I joined a friend on a road trip yesterday afternoon down to Washington, DC, for a bowl of chili and a book report.
The chili was pretty good, courtesy of the folks at Hard Times Cafe. The book report was even better, as delivered by P. J. O’Rourke at the Cato Institute. The politics of the event were something I pretty much ignored. What excited me was the concept behind the book; a lesson to people who would write something, but can’t think of what to write.

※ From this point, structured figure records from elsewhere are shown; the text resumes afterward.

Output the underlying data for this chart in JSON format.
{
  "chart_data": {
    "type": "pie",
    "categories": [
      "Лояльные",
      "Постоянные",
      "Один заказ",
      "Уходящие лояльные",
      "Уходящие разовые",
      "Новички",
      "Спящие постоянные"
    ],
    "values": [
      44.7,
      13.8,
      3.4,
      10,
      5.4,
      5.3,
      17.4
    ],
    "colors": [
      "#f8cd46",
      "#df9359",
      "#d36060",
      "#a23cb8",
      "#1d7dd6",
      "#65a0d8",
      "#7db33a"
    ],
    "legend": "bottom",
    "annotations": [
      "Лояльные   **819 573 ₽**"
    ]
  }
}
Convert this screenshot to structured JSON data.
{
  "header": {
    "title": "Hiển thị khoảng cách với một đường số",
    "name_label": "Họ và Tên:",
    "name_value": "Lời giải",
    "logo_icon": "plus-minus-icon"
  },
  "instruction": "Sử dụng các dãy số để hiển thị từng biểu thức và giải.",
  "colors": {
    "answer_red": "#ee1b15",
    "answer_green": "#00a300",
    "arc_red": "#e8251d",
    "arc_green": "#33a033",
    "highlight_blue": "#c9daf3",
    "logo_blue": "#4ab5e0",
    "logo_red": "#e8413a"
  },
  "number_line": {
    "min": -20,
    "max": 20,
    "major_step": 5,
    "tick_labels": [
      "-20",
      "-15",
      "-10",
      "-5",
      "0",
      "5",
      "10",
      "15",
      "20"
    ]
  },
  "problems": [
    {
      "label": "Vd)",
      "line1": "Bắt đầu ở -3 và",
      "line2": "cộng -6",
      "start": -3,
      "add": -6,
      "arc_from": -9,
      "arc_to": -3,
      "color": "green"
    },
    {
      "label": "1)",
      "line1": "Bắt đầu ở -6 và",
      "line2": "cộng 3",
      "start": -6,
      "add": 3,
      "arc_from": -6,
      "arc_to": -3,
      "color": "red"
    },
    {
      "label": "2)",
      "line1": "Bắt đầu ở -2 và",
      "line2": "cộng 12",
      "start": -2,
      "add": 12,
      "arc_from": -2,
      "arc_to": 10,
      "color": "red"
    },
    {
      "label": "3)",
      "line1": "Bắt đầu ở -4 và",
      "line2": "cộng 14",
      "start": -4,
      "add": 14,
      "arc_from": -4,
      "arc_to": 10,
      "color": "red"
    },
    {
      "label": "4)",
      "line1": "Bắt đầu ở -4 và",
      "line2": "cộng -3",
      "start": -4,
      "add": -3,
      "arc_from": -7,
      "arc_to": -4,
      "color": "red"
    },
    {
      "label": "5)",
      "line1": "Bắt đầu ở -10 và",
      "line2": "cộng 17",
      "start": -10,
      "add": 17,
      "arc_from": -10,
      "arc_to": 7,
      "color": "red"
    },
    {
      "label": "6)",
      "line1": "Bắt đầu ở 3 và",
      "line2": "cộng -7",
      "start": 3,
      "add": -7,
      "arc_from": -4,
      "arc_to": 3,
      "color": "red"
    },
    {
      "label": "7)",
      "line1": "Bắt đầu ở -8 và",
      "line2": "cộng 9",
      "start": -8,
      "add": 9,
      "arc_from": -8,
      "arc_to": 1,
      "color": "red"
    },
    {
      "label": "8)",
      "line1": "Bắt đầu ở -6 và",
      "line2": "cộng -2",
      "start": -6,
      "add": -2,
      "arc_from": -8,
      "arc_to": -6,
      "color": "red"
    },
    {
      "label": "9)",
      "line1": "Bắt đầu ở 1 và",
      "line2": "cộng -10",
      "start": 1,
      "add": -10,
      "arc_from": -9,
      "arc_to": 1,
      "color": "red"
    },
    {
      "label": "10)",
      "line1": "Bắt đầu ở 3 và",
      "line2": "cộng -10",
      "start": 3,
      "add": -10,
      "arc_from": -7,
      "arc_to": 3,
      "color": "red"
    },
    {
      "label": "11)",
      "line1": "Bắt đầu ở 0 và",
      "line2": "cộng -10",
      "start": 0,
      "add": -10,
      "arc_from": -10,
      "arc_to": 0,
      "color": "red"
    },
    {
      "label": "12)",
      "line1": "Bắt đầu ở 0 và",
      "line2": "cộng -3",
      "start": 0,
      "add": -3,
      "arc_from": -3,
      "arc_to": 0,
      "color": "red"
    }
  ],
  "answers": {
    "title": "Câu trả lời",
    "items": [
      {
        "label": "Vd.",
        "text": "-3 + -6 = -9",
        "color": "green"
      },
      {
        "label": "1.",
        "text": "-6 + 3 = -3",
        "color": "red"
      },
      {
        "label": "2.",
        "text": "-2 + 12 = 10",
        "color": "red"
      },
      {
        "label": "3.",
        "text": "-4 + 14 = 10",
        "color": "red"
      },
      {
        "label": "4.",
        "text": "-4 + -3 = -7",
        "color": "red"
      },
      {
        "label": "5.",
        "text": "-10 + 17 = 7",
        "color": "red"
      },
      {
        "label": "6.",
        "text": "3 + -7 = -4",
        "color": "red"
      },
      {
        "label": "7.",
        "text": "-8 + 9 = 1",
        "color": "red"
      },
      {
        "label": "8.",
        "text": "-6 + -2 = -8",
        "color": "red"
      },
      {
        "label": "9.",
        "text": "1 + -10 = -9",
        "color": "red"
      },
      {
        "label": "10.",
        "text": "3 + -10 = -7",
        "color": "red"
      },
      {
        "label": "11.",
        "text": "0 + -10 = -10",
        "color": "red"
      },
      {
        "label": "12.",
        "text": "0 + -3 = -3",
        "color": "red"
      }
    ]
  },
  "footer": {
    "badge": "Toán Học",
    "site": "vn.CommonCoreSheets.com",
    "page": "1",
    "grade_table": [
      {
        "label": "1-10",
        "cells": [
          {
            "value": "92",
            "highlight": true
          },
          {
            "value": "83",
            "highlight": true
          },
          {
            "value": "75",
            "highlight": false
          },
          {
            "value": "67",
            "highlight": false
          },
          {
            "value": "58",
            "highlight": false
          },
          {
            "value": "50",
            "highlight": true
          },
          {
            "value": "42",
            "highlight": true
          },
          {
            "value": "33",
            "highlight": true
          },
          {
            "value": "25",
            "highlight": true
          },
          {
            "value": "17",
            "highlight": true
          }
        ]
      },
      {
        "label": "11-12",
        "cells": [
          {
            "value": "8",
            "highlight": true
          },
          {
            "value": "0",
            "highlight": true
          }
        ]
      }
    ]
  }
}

A snippet from the publisher’s description of the book:
In On The Wealth of Nations, America’s most provocative satirist, P. J. O’Rourke, reads Adam Smith’s revolutionary The Wealth of Nations so you don’t have to. Recognized almost instantly on its publication in 1776 as the fundamental work of economics, The Wealth of Nations was also recognized as really long: the original edition totaled over nine hundred pages in two volumes—including the blockbuster sixty-seven-page “digression concerning the variations in the value of silver during the course of the last four centuries,” which, “to those uninterested in the historiography of currency supply, is like reading Modern Maturity in Urdu.”
P.J. noted a number of differences between his book, and the work of Adam Smith. Chiefly amongst these was that the original work was over 700 pages long in small print, while his is barely 200 pages long, with larger print and wider margins. Of course, while his book approaches the material with a satirical bent, it also acts to illustrate the concepts and ideas that make the original work important.
As we left the event, I found myself thinking back to some of the books that I read while I was a University student, and wondering how many of those could be used as the inspiration for a modern version.
In some ways, many of the posts here benefit from the same approach – attempting to take patent filings and translate them into something more accessible and readable, while still trying to retain some of the ideas of the original in a way that shows the value that they may have.
In creating content for many web sites, you don’t always have to start with a blank page. One source of inspiration can be looking back at some of the works that people find value in, and exploring the topics discussed in works that have been cited as classics of a field, and seeing how you might be able to update those, expand upon topics discussed within them, and provide value for your intended audience.
It’s something that writers have been doing as long as there have been classics to rewrite.